Matt Kottenstette is a born and raised Coloradoan now living in Hotchkiss, CO and is an owner operator of Farm Runners, a food hub for the western region of Colorado. His roots in regional agriculture are in his grandma’s garden, then in academia learning through a sociological lens; sprouting into working hands-on at farms and orchards, and is blossoming into a career working to raise Colorado’s foodscape.

blaze Diamond’s work in food systems began in 2017 when he transitioned from a public school music teacher to working a 3-acre food bank farm, wanting to see his students have local food access.  He’s been on and off farms of various contexts since then, working in for-profit settings, an indoor operation, and a pueblo-based nonprofit farm stewarding indigenous food pathways.  In 2021, he graduated with a Master’s degree in Ecopsychology, having been a para-instructor in food justice and environmental justice during graduate school.  His role alongside Nourish is to provide personal support and technical assistance to farmers and ranchers seeking market access with schools and institutions.  Navigating the procurement practices, educating on food safety standards, strategizing middle-of-the-supply-chain logistics, and holding relationships to broker the movement of food, has been at the heart of his role.  He currently farms 9,000 row feet of heirloom corn and dry bean, 1/4 acre asparagus plot, and a contemporary market garden on a small-scale, diversified farm.

Brian Kearney is the Regional Food Sales Lead with Kitchen Sync Strategies working directly with East Denver Food Hub and other hubs around the state. He has worked in foodservice operations since he was 16 years old starting as a busboy in an Italian restaurant outside NYC. He has over 20 years of culinary and management experience with 10 years working for CU Boulder dining services. I am the Regional Sales Lead at Kitchen Sync Strategies and have a passion for advocating for the fair treatment of food service workers and local producers, and providing quality ingredients to be enjoyed by everyone. 

Rainey Wikstrom of The Healthy People Project serves as a strategic partner in promoting farm to institution successes in Colorado, and the good people making it happen. 

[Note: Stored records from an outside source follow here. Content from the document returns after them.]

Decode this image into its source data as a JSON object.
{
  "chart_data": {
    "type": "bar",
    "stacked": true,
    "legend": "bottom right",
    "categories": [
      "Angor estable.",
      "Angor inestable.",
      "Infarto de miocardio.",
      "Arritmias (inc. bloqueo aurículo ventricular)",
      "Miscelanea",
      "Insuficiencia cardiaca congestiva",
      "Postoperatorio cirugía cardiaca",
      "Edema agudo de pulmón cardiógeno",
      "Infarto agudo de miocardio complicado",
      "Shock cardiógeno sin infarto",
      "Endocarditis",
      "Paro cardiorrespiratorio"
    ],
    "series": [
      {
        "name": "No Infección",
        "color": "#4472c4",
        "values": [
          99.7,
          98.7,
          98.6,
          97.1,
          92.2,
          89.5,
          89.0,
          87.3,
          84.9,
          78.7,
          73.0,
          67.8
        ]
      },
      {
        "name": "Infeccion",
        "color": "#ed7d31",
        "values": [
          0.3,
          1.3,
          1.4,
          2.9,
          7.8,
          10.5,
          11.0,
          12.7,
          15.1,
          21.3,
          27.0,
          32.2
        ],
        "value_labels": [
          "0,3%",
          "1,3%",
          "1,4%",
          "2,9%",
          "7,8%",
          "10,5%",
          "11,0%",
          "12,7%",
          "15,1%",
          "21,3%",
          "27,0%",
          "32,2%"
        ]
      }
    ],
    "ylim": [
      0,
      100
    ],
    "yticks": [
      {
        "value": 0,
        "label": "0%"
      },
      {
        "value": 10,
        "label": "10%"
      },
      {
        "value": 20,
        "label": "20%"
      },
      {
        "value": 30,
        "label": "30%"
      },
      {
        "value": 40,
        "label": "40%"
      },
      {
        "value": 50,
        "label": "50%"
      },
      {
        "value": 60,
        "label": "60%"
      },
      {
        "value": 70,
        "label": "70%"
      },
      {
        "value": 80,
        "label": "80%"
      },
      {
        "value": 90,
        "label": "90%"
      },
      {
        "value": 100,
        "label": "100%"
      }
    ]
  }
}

Lily Lake moved to Boulder, Colorado in 2022 to study Sustainable Food Systems at the CU Boulder Masters of the Environment program. Before that, she spent several years working on organic farms in the Northeast. Growing food and learning about food policy sparked Lily’s passion for farm to institution work and drew her to Nourish and work on the Colorado Guidebook. One of her favorite components of being a part of resource development for the Guidebook has been the opportunity to work with so many people who are passionate about school food, including those on the Nourish team and from state and federal agencies, farms, ranches, nonprofits and food hubs across Colorado. With the energy and dedication of this many people behind the farm to school movement it’s impossible not to be excited for its future!

Alicia Loebl is a student in the CU Boulder Masters of the Environment program studying Sustainable Food Systems. She comes from a background in environmental policy and garden education and has worked in various roles in the farm to school world. She has a passion for food procurement and supporting institutions serving local and scratch-made options. She enjoyed the opportunity to collaborate with stakeholders across Colorado and learn from the team at Nourish while working on the guidebook.

Matt Jackson is the founder of Nine Stories Creative Documentary Films. He set up shop in Northern Colorado in 2018 with the desire to bring high production value films to small market businesses that hadn’t had the opportunity to take advantage of film production in the past. Bringing 15 years of movie industry knowledge from his time working in the trenches of Hollywood, Matt and Nine Stories Creative’s passion has become telling the best story in the most authentic way with the best production value possible. Born in Fort Morgan, Colorado, Matt loves his home state and the wide spectrum of people and businesses that he encounters every single day. Next project in the works is a documentary all about the art of cheesemaking, focusing on local producers on both an artisan and commercial level.